The indictment alleges Pistonik and Dorsett are responsible for cyberattacks on Leagle.com, Ripoffreport.com and JaburgWilk.com. The indictment alleges Dorsett filled the web site’s in-boxes with threats.
One of the emails read: “Remove this page and we stop” and “if you don’t remove it we will begin targeting your advertisers and explain that this will stop happening to them once they pull their ads from leagle.com or leagle.com kills this page.”
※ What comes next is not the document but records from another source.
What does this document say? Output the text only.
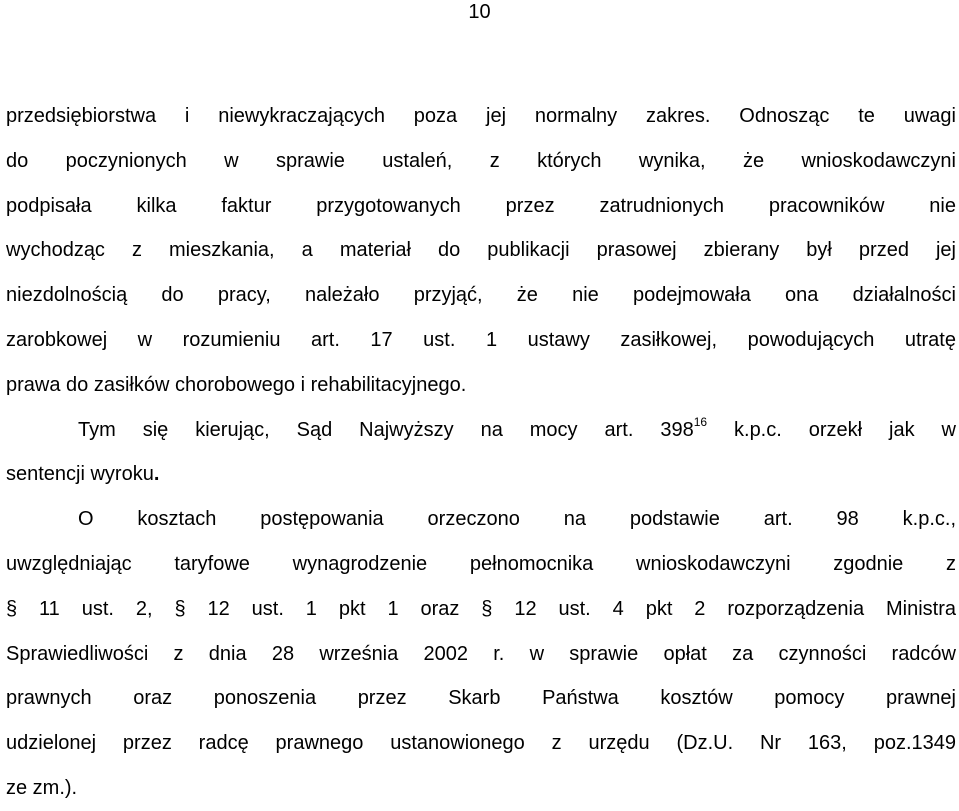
10
przedsiębiorstwa i niewykraczających poza jej normalny zakres. Odnosząc te uwagi
do poczynionych w sprawie ustaleń, z których wynika, że wnioskodawczyni
podpisała kilka faktur przygotowanych przez zatrudnionych pracowników nie
wychodząc z mieszkania, a materiał do publikacji prasowej zbierany był przed jej
niezdolnością do pracy, należało przyjąć, że nie podejmowała ona działalności
zarobkowej w rozumieniu art. 17 ust. 1 ustawy zasiłkowej, powodujących utratę
prawa do zasiłków chorobowego i rehabilitacyjnego.
Tym się kierując, Sąd Najwyższy na mocy art. $398^{16}$ k.p.c. orzekł jak w
sentencji wyroku.
O kosztach postępowania orzeczono na podstawie art. 98 k.p.c.,
uwzględniając taryfowe wynagrodzenie pełnomocnika wnioskodawczyni zgodnie z
§ 11 ust. 2, § 12 ust. 1 pkt 1 oraz § 12 ust. 4 pkt 2 rozporządzenia Ministra
Sprawiedliwości z dnia 28 września 2002 r. w sprawie opłat za czynności radców
prawnych oraz ponoszenia przez Skarb Państwa kosztów pomocy prawnej
udzielonej przez radcę prawnego ustanowionego z urzędu (Dz.U. Nr 163, poz.1349
ze zm.).
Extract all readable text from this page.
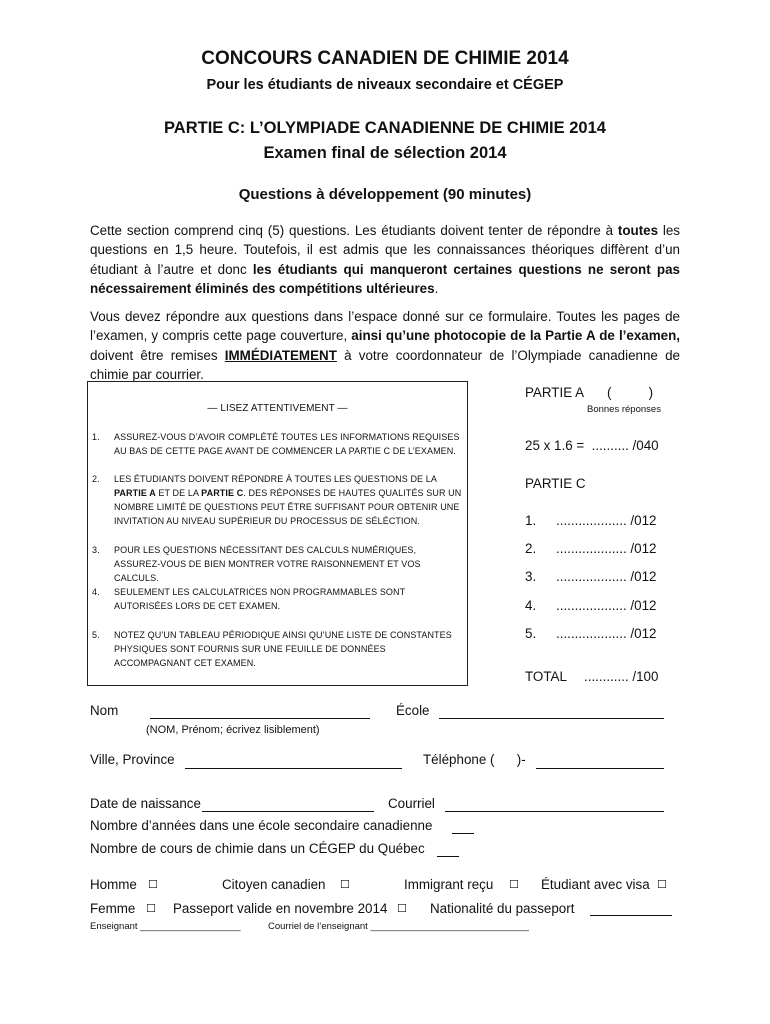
CONCOURS CANADIEN DE CHIMIE 2014
Pour les étudiants de niveaux secondaire et CÉGEP
PARTIE C: L’OLYMPIADE CANADIENNE DE CHIMIE 2014
Examen final de sélection 2014
Questions à développement (90 minutes)
Cette section comprend cinq (5) questions. Les étudiants doivent tenter de répondre à toutes les questions en 1,5 heure. Toutefois, il est admis que les connaissances théoriques diffèrent d’un étudiant à l’autre et donc les étudiants qui manqueront certaines questions ne seront pas nécessairement éliminés des compétitions ultérieures.
Vous devez répondre aux questions dans l’espace donné sur ce formulaire. Toutes les pages de l’examen, y compris cette page couverture, ainsi qu’une photocopie de la Partie A de l’examen, doivent être remises IMMÉDIATEMENT à votre coordonnateur de l’Olympiade canadienne de chimie par courrier.
— LISEZ ATTENTIVEMENT —
1. ASSUREZ-VOUS D’AVOIR COMPLÉTÉ TOUTES LES INFORMATIONS REQUISES AU BAS DE CETTE PAGE AVANT DE COMMENCER LA PARTIE C DE L’EXAMEN.
2. LES ÉTUDIANTS DOIVENT RÉPONDRE À TOUTES LES QUESTIONS DE LA PARTIE A ET DE LA PARTIE C. DES RÉPONSES DE HAUTES QUALITÉS SUR UN NOMBRE LIMITÉ DE QUESTIONS PEUT ÊTRE SUFFISANT POUR OBTENIR UNE INVITATION AU NIVEAU SUPÉRIEUR DU PROCESSUS DE SÉLÉCTION.
3. POUR LES QUESTIONS NÉCESSITANT DES CALCULS NUMÉRIQUES, ASSUREZ-VOUS DE BIEN MONTRER VOTRE RAISONNEMENT ET VOS CALCULS.
4. SEULEMENT LES CALCULATRICES NON PROGRAMMABLES SONT AUTORISÉES LORS DE CET EXAMEN.
5. NOTEZ QU’UN TABLEAU PÉRIODIQUE AINSI QU’UNE LISTE DE CONSTANTES PHYSIQUES SONT FOURNIS SUR UNE FEUILLE DE DONNÉES ACCOMPAGNANT CET EXAMEN.
PARTIE A (          )
Bonnes réponses
25 x 1.6 =  .......... /040
PARTIE C
1. ................... /012
2. ................... /012
3. ................... /012
4. ................... /012
5. ................... /012
TOTAL ............ /100
Nom	École
(NOM, Prénom; écrivez lisiblement)
Ville, Province	Téléphone (      )-
Date de naissance	Courriel
Nombre d’années dans une école secondaire canadienne
Nombre de cours de chimie dans un CÉGEP du Québec
Homme ☐	Citoyen canadien ☐	Immigrant reçu ☐ Étudiant avec visa ☐
Femme ☐ Passeport valide en novembre 2014 ☐ Nationalité du passeport
Enseignant ___________________	Courriel de l’enseignant ______________________________
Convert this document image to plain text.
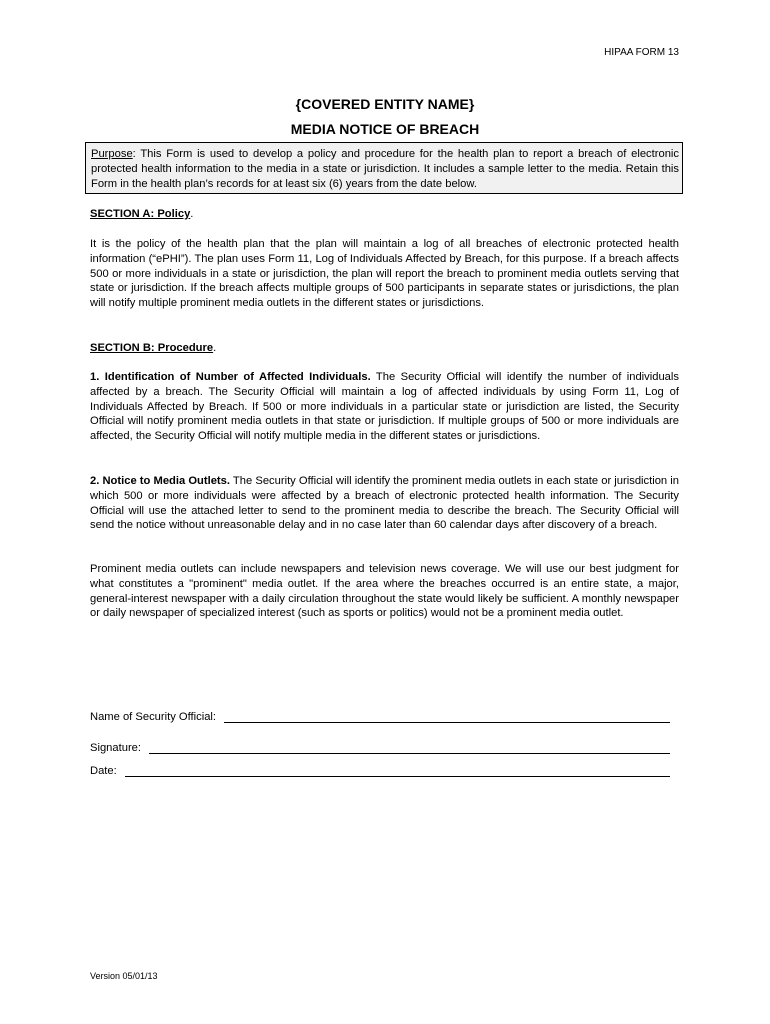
HIPAA FORM 13
{COVERED ENTITY NAME}
MEDIA NOTICE OF BREACH
Purpose: This Form is used to develop a policy and procedure for the health plan to report a breach of electronic protected health information to the media in a state or jurisdiction. It includes a sample letter to the media. Retain this Form in the health plan’s records for at least six (6) years from the date below.
SECTION A: Policy.
It is the policy of the health plan that the plan will maintain a log of all breaches of electronic protected health information (“ePHI”). The plan uses Form 11, Log of Individuals Affected by Breach, for this purpose. If a breach affects 500 or more individuals in a state or jurisdiction, the plan will report the breach to prominent media outlets serving that state or jurisdiction. If the breach affects multiple groups of 500 participants in separate states or jurisdictions, the plan will notify multiple prominent media outlets in the different states or jurisdictions.
SECTION B: Procedure.
1. Identification of Number of Affected Individuals. The Security Official will identify the number of individuals affected by a breach. The Security Official will maintain a log of affected individuals by using Form 11, Log of Individuals Affected by Breach. If 500 or more individuals in a particular state or jurisdiction are listed, the Security Official will notify prominent media outlets in that state or jurisdiction. If multiple groups of 500 or more individuals are affected, the Security Official will notify multiple media in the different states or jurisdictions.
2. Notice to Media Outlets. The Security Official will identify the prominent media outlets in each state or jurisdiction in which 500 or more individuals were affected by a breach of electronic protected health information. The Security Official will use the attached letter to send to the prominent media to describe the breach. The Security Official will send the notice without unreasonable delay and in no case later than 60 calendar days after discovery of a breach.
Prominent media outlets can include newspapers and television news coverage. We will use our best judgment for what constitutes a "prominent" media outlet. If the area where the breaches occurred is an entire state, a major, general-interest newspaper with a daily circulation throughout the state would likely be sufficient. A monthly newspaper or daily newspaper of specialized interest (such as sports or politics) would not be a prominent media outlet.
Name of Security Official:
Signature:
Date:
Version 05/01/13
The indictment alleges that when an FBI agent questioned Pistotnik he made false statements including:
o Pistotnik claimed Dorsett told him about a negative posting on Riffoffreport.com and offered to remove it. In fact, Pistotnik told Dorsett about the negative posting and said to Dorsett, “tell me how to get rid of it.”
o Pistotnik claimed that it was a week after Dorsett told him the negative posting had been removed that an attorney for Ripoffreport.com contacted him. In fact, the company’s attorney contacted Pistotnik during the attack and before Pistotnik paid Dorsett for his services.
o Pistotnik claimed he received two emails from Dorsett relating to the attack on Ripoffreport. In fact, he received four such emails, including an invoice for the attack and one referencing the invoice as well as the method used to make the attack.
Upon conviction, the crimes carry the following penalties:
Computer fraud: Up to five years in federal prison and a fine up to $250,000 on each count.
Conspiracy: Up to 10 years and a fine up to
Making false statements: Up to five years and a fine up to $250,000 on each count.
The FBI investigated. Assistant U.S. Attorney Jason Hart is prosecuting.